This terrible accident threw the pirate fleet into great confusion for a time; but Morgan soon recovered himself, and, casting about to see what was the best thing to be done, it came into his head that he would act the part of the wolf in the fable of the wolf and the lamb. As there was no way of finding out how the magazine happened to explode, he took the ground that the French prisoners whom he had shut up in the hold, had thrown a lighted match into the magazine, wishing thus to revenge themselves even though they should, at the same time, lose their own lives. The people of the French ship bitterly opposed any such view of the case, but their protestations were of no use; they might declare as much as they pleased that it was impossible for them to make the waters muddy, being lower down in the stream than the wolfish pirate who was accusing them, but it availed nothing. Morgan sprang upon them and their ship, and sent them to Jamaica, where, upon his false charge, they were shut up in prison, and so remained for a long time.
Such atrocious wickedness as the treatment of the nuns and monks, described in this chapter, would never have been countenanced in any warfare between civilized nations. But Morgan's pirates were not making war; they were robbers and murderers on a grand scale. They had no right to call themselves civilized; they were worse than barbarians.
"Morgan began to upbraid them, and ordered them taken below."—p. 151.
Chapter XVIII
A Piratical Aftermath
Morgan's destination was the isle of Savona, near which a great Spanish fleet was expected to pass, and here he hoped to make some rich prizes. But when he got out to sea he met with contrary and dangerous winds, which delayed him a long time, and eventually when he arrived at Savona, after having landed at various places, where he pillaged, murdered, and burned, according to the extent of his opportunities, he found at least one-half of his men and ships had not arrived. With the small force which he now had with him he could not set out to attack a Spanish fleet, and therefore he was glad to accept the suggestion made to him by a Frenchman who happened to be in his company.

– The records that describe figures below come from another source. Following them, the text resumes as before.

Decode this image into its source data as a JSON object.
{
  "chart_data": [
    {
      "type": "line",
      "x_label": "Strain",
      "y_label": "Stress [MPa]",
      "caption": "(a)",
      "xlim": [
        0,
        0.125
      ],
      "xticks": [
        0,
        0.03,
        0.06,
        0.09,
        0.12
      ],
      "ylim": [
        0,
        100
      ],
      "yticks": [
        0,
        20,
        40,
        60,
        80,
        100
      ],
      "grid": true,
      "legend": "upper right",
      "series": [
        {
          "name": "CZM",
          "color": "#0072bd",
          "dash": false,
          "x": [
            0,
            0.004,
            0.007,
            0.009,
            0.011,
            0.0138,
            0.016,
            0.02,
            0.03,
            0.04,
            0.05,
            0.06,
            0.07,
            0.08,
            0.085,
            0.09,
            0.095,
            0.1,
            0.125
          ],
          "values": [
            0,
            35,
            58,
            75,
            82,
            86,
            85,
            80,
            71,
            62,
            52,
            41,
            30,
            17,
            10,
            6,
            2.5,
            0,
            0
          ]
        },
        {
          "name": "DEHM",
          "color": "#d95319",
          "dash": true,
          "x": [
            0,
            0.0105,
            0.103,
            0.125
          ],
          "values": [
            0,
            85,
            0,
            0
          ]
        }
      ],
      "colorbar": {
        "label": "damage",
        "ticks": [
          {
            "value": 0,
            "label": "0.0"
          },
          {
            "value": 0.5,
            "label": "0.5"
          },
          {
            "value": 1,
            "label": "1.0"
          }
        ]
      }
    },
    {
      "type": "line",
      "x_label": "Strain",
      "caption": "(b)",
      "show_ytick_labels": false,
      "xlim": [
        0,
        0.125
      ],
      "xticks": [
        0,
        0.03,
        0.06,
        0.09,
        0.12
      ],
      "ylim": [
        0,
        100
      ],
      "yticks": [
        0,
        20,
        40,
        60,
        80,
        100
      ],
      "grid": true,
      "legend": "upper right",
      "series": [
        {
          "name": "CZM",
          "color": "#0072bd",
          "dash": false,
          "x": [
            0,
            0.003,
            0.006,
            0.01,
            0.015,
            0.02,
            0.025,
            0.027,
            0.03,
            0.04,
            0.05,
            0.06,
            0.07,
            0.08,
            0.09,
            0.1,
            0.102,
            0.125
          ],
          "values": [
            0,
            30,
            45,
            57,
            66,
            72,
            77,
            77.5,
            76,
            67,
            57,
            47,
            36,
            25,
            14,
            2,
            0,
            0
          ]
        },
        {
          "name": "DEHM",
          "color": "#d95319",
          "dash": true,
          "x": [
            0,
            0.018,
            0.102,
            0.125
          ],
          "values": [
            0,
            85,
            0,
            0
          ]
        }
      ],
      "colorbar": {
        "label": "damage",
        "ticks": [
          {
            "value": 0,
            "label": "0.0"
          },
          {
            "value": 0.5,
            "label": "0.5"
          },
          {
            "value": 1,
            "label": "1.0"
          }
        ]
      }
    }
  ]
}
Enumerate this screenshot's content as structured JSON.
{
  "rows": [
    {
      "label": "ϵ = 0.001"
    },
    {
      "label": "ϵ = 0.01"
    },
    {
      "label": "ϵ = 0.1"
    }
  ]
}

This man had been with L'Olonnois two years before when that bloody pirate had sacked the towns of Maracaibo and Gibraltar; he had made himself perfectly familiar with the fortifications and defences of these towns, and he told Morgan that it would be easy to take them. To be sure they had been thoroughly sacked before, and therefore did not offer the tempting inducements of perfectly fresh towns, such as Port-au-Prince, but still in two years the inhabitants must have gathered together some possessions desirable to pirates, and therefore, although Morgan could not go to these towns with the expectation of reaping a full harvest, he might at least gather up an aftermath which would pay him for his trouble.
So away sailed this horde of ravenous scoundrels for the lake of Maracaibo, at the outer end of which lay the town of Maracaibo, and at the other extremity the town of Gibraltar. When they had sailed near enough to the fortifications they anchored out of sight of the watch-tower and, landing in the night, marched on one of the forts. Here the career of Morgan came very near closing forever. The Spaniards had discovered the approach of the pirates, and this fort had been converted into a great trap in which the citizens hoped to capture and destroy the pirate leader and his men. Everybody had left the fort, the gates were open, and a slow-match, communicating with the magazine, had been lighted just before the last Spaniard had left.